アメリカは1833年、シャム(タイ)などの条約を締結、1835年には日本と清との条約締結で特使を派遣するために東インド艦隊を設立。アヘン戦争後の1842年、清との間に望厦条約(ぼうかじょうやく)を締結し、中国市場へ進出。この条約の批准のため東インド艦隊司令官ジェームズ・ビドルが清に派遣。ビドルは日本とも条約交渉するために1846年、浦賀に来航したが、浦賀奉行が拒否。このときは数日の滞在で浦賀から退去したということ。

2-3、米墨戦争でカリフォルニアを獲得

アメリカ合衆国は最初から今のように北米大陸の西海岸、太平洋側まで領土があったのではなく、1776年に独立したときは東海岸の13州のみだったが、1846年にイギリスとの交渉でオレゴンの南半分を領土とし、1846年から1848年のメキシコとの米墨戦争でカリフォルニアを獲得。そこでアメリカの領土は太平洋に到達したため、巨大市場の清国との貿易開拓が国家目標に。

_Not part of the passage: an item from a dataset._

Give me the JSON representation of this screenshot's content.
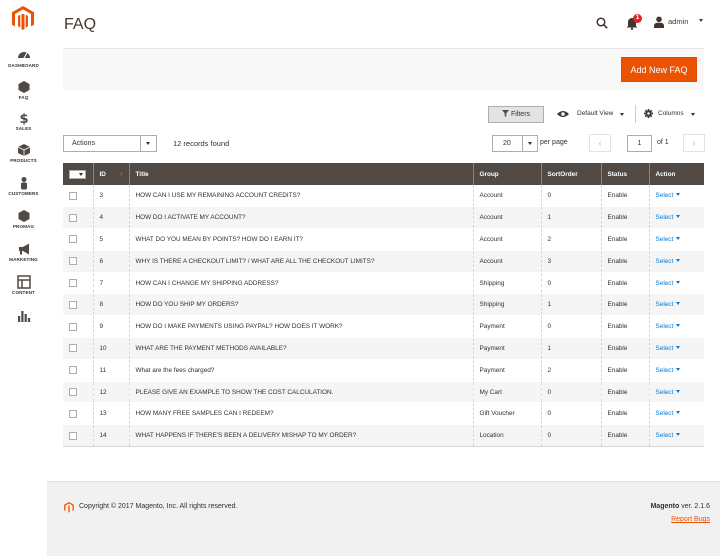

そういう理由で中国との航路の途中にある、津軽海峡に面した松前(実際に開港したのは箱館)への補給拠点が必要に。

2-4、ペリー来航以前の来日アメリカ人

アメリカ人が日本に来航したのはビドルやペリーが最初ではなく、寛政3年(1791年)に冒険商人ジョン・ケンドリックが2隻の船ととも渡航、紀伊大島に上陸したのが日本を訪れた最初のアメリカ人。

その数年後には、オランダがフランスに占領中、数隻のアメリカ船がオランダ国旗を掲げて出島で貿易を行ったとか、天保8年(1837年)には、アメリカ商人チャールズ・キングが、商船モリソン号で音吉など漂流民を日本に送り届けるため浦賀に渡航したが、異国船打ち払い令で日本側がモリソン号を砲撃した事件が。

弘化2年(1845年)には捕鯨船マンハッタン号が22人の日本人漂流民を救助し、船長が浦賀への入港を許可され浦賀奉行と対面、またアメリカの捕鯨船が漂着して乗組員が救助され、迎えの船が着たりという出来事が毎年のように起こっていたということ。

3-1、アメリカ合衆国、遣日特使を派遣

嘉永4年(1851年)4月、アメリカのフィルモア大統領は、日本の開国と通商関係を結ぶために東インド艦隊司令官の代将ジョン・オーリックを遣日特使に任命し、6月8日に蒸気フリゲート艦サスケハナ号で極東に向かって出発。